Irgendwann ist R. da und dreht fast durch vor Freude. Seine Augen blitzen und er lacht, weint fast vor Freude und Dankbarkeit, einfach nur weil er jemanden trifft, der offenbar beide Seiten kennt. Wahnsinn…
So war das also… Seitdem weiß ich, es gibt kein Zurück. Ich werde aktiv werden und kann nicht mehr weggucken. Meine 10jährige Nichte würde sagen: „Es ist Deine fu**ing Pflicht, zu helfen!“
Und sieben Monate später, nach vielen Treffen, einem Umzug usw., sitze ich jetzt mit R., seiner Frau und Lilo in R´s Wohnzimmer und sortiere Gedanken und Unterlagen. Meine Kollegin ist im Urlaub und wir haben keinen anderen Übersetzer: Ein siebenseitiger Vordruck mit vielen verwirrenden Fragen nach einer Krankenkassennummer und was weiß ich noch. Oha…
Wenn Ihr den Blog bisher verfolgt habt, wisst Ihr, dass ich selbst Beamtin bin. Zwar in einem anderen Gebiet, aber immerhin. Ich bin Deutsche und kenne die Sprache und das `System` zumindest ein bisschen. In meinem bisher einzigen Blogeintrag habe ich geschrieben, dass ich mich mit Formularen auskenne. Ha! Pustekuchen!
Ein Glück bin ich ja aber nicht allein bei R. Lilo ist auch da. Weil Helga im Urlaub ist. Beide unterstützen mich ganz wunderbar. Inzwischen ist es auch eher so, dass ich sie unterstütze. Sie haben regelmäßig Kontakt zu R., besuchen ihn, wohnen in der Nähe, kümmern sich. Gut so. Denn ich bin derzeit beruflich eingespannt und mache anderen Organisationskram für den Verein.
Gestern schreibt mir Lilo, dass R. den Vordruck endlich unterschrieben und abgeschickt hat. Ich bin erleichtert und gespannt, wie es weitergeht..
Ich möchte Euch also folgende Dinge ans Herz legen:
1. Ja, es ist oft emotional, schwierig, und der Sprung ins kalte Wasser. Aber es geht. Irgendwie kriegt man es hin. Und wenn der Behördenkram nicht ganz richtig ausgefüllt ist, telefoniert man halt mit dem jeweiligen Sachbearbeiter/der jeweiligen Sachbearbeiterin und klärt es. Und man lernt dazu und weiß es beim nächsten Mal besser.

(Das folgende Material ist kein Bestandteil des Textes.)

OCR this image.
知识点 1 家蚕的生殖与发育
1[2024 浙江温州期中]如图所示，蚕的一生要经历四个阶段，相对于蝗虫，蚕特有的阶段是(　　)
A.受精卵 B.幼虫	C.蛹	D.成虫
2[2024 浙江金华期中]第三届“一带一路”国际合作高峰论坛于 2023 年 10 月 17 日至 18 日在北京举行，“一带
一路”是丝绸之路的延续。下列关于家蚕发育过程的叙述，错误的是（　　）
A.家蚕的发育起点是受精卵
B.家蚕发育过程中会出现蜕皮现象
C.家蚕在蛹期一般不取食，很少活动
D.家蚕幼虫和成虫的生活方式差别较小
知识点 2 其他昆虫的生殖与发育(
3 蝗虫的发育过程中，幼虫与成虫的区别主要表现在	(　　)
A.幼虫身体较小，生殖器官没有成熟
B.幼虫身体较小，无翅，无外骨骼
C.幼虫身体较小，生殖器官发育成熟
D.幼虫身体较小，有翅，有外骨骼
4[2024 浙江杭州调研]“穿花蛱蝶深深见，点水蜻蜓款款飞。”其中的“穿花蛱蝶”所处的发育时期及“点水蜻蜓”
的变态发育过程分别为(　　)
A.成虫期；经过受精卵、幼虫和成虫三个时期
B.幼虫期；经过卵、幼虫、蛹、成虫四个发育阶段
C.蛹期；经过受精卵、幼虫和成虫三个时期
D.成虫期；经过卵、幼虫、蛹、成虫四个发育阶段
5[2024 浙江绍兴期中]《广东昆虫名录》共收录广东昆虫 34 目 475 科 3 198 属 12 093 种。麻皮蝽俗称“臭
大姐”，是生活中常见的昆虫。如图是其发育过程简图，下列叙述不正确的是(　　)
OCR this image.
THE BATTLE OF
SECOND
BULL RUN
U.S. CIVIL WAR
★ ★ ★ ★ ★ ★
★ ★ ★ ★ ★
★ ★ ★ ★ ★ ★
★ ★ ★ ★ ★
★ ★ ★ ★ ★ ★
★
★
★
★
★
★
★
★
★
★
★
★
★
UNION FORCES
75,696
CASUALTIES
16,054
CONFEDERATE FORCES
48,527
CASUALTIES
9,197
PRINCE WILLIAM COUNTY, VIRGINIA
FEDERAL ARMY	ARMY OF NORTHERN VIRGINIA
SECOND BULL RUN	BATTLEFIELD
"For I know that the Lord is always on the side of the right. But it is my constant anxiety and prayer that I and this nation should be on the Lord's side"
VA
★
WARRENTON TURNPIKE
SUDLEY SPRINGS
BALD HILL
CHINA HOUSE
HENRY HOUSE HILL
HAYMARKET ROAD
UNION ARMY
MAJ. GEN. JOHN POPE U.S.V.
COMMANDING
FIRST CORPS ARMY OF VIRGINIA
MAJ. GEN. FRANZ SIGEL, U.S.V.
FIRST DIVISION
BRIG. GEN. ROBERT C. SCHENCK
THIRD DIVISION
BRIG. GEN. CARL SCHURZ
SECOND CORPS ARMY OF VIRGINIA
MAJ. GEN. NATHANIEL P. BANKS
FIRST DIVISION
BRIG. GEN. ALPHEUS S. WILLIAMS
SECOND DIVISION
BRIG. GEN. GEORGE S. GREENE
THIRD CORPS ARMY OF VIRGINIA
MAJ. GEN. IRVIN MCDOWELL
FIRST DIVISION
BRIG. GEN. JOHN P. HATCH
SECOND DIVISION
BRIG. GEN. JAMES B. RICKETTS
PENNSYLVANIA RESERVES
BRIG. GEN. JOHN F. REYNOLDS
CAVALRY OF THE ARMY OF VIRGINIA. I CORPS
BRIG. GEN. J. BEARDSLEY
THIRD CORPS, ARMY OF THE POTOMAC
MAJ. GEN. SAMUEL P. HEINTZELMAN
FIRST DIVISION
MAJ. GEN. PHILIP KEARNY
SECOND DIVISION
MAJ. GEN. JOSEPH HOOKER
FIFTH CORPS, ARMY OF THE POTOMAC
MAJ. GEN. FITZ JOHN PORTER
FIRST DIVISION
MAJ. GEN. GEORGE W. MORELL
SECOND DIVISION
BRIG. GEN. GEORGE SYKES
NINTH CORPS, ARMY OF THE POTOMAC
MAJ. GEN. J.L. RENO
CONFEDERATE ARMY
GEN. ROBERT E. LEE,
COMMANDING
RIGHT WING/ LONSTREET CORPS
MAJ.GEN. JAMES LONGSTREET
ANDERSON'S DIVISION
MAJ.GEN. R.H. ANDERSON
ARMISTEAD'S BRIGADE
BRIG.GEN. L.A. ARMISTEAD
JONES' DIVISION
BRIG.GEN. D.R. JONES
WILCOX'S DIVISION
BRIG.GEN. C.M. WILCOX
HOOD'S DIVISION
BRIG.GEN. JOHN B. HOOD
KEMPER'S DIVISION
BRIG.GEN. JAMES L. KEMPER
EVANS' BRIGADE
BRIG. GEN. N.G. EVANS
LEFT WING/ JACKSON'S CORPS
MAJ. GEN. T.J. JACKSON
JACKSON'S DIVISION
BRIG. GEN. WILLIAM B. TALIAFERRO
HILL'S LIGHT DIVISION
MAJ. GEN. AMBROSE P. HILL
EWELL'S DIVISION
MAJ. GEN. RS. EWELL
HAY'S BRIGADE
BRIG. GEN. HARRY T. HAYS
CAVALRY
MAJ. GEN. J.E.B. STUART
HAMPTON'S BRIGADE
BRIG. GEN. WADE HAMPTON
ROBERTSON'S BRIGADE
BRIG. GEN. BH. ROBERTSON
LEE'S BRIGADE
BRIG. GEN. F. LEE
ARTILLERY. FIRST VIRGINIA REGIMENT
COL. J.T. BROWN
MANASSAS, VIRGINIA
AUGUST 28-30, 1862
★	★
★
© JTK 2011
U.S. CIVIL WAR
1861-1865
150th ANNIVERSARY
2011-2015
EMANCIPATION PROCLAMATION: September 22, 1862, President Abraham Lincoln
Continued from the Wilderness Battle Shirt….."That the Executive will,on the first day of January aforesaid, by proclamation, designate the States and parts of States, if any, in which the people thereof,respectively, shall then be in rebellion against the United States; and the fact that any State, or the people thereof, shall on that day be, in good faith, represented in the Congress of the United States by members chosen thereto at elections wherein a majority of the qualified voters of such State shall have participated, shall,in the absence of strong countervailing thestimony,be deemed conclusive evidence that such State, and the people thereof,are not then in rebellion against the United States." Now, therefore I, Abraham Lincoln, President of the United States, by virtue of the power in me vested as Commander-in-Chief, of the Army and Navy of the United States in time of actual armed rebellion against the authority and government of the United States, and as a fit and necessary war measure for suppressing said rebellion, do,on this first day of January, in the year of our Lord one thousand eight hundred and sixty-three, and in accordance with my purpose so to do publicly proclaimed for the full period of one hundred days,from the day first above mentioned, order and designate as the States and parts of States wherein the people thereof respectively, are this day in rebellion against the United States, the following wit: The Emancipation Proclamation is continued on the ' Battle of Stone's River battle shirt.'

2. Habt keine Angst. Geht nicht, gibt´s nicht. Macht es im Team oder fragt Leute, die sich schon besser auskennen und bereits Erfahrung haben. Ich bin so froh, dass wir das serbische Paar inzwischen mit vier Leuten betreuen. Gemeinsam ist das einfacher und jeder lernt von jedem.
3. Gebt den Menschen Zeit. Sie haben viel hinter sich, sind traumatisiert, kennen die Sprache nicht, vermissen ihre Familien. Wie, verdammt noch mal, sollen die den Papierkram erledigen, wenn man selbst dabei an seine Grenzen stößt?
4. Es ist unsere „fu**ing Pflicht“ zu helfen, aber es fühlt sich auch verdammt gut an!!